Microsoft has confirmed that a group of hackers accessed MSN, Hotmail and Outlook accounts by compromising a customer support agent’s credentials. Once the issue was discovered, the company said that it disabled the credentials.
In statements made to TechCrunch, Microsoft confirmed the scale of the event after reports emerged that Outlook users were being notified that cybercriminals had been able to access their accounts between 1 January and 28 March 2019.
Microsoft said that these hackers potentially could have viewed account email addresses, folder names and subject lines of emails, and initially claimed that the content of emails had not been compromised. However, it has since admitted a statement to Motherboard that hackers gained access to the content of user emails, revealing the hack to be considerably more serious than first assumed.
Microsoft has also said that the hackers weren’t able to steal login details or other personal information, though nevertheless advised affected users to reset their password. In a security notification sent to these users, the tech giant says it “regrets any inconvenience caused by this issue”. The company has also advised users that they may need to be extra vigilant about potential phishing emails that may masquerade as emails sent from their regular contacts.

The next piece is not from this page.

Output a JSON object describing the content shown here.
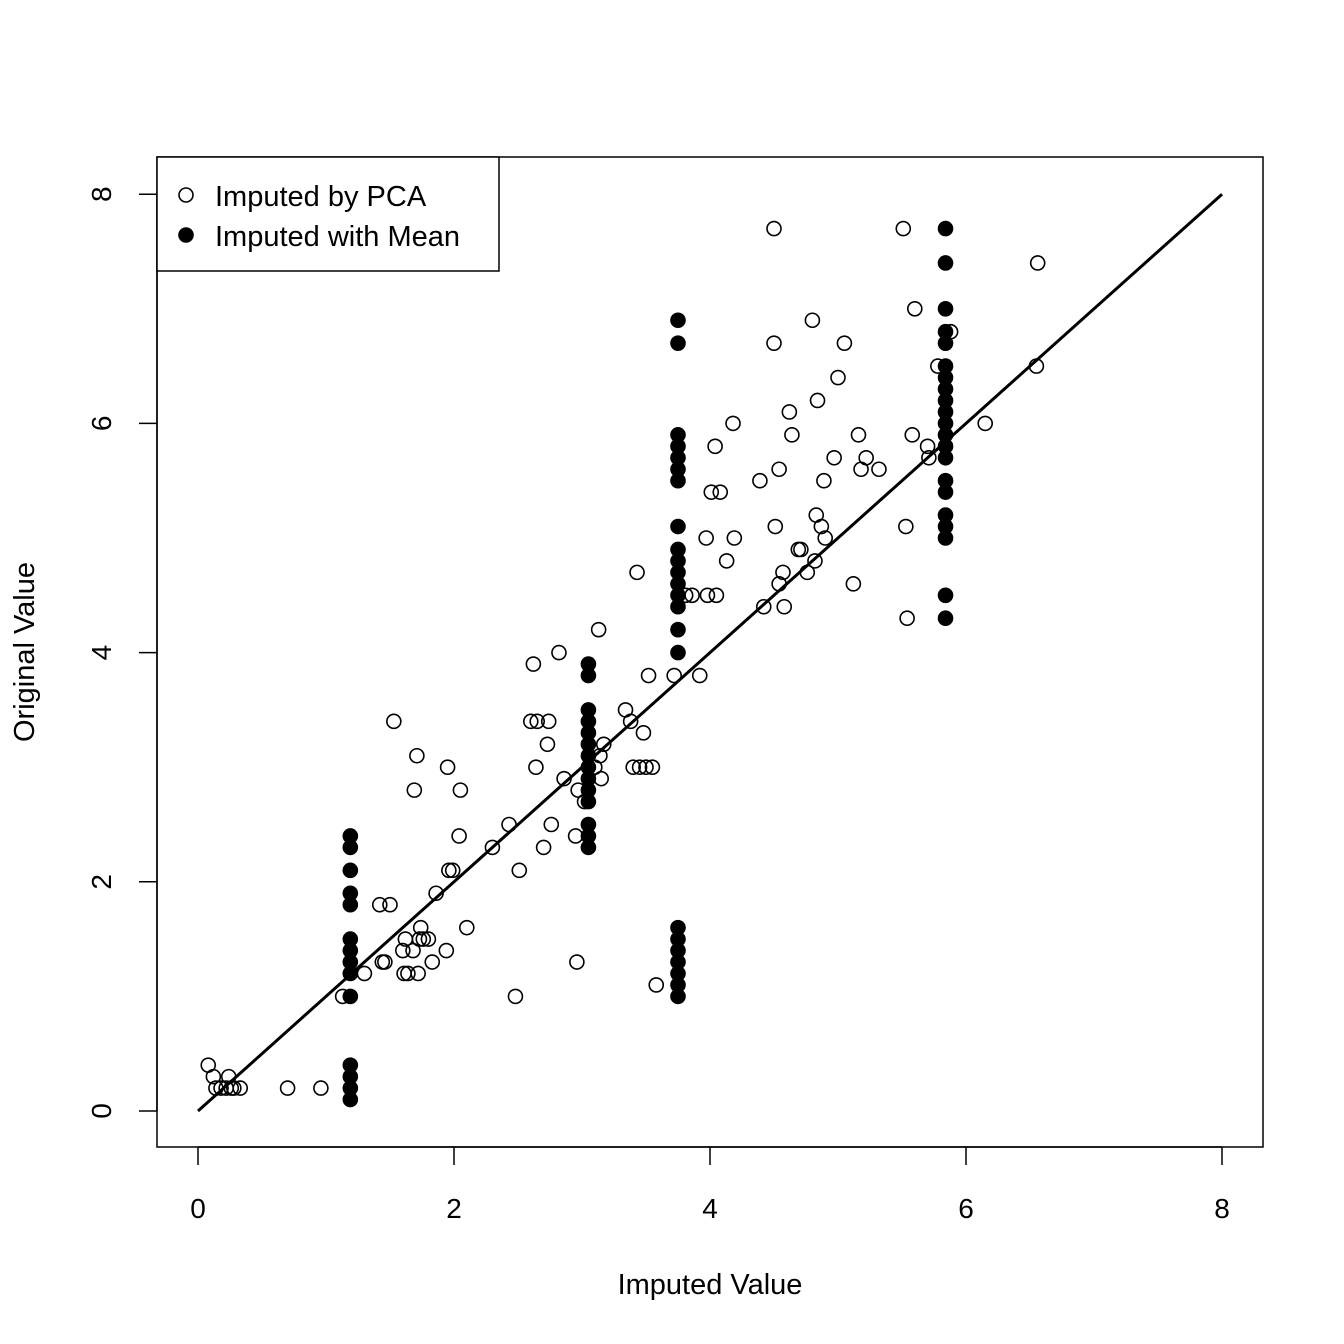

There are still many mysteries attached to this breach. Microsoft has not confirmed how many people or accounts were hit by the breach, nor in what territories. It also has yet to confirm how the agent’s credentials were compromised and whether that agent was a Microsoft employee or a third-party worker.
Breach announcements have become a regular occurrence in the cybersecurity world, yet 2019 has seen a particularly intense swell of hacks. Most notably, January 2019 saw one of the biggest reported data breaches in history, which saw close to 773m unique email addresses and 21m unique passwords posted to a hacking forum.
The hack was dubbed Collection #1 by cybersecurity professional Troy Hunt, who first discovered the data breach. Hunt is the founder of Have I Been Pwned, a free service that aggregates data breaches and allows people to use their email addresses to search whether they’ve ever been hit in these kinds of cyberattack.
Collection #1 fails to scoop the record for the largest breach in history, however – that distinction belongs to Yahoo, now owned by Verizon, which had data from a staggering 1bn user accounts compromised in August 2013.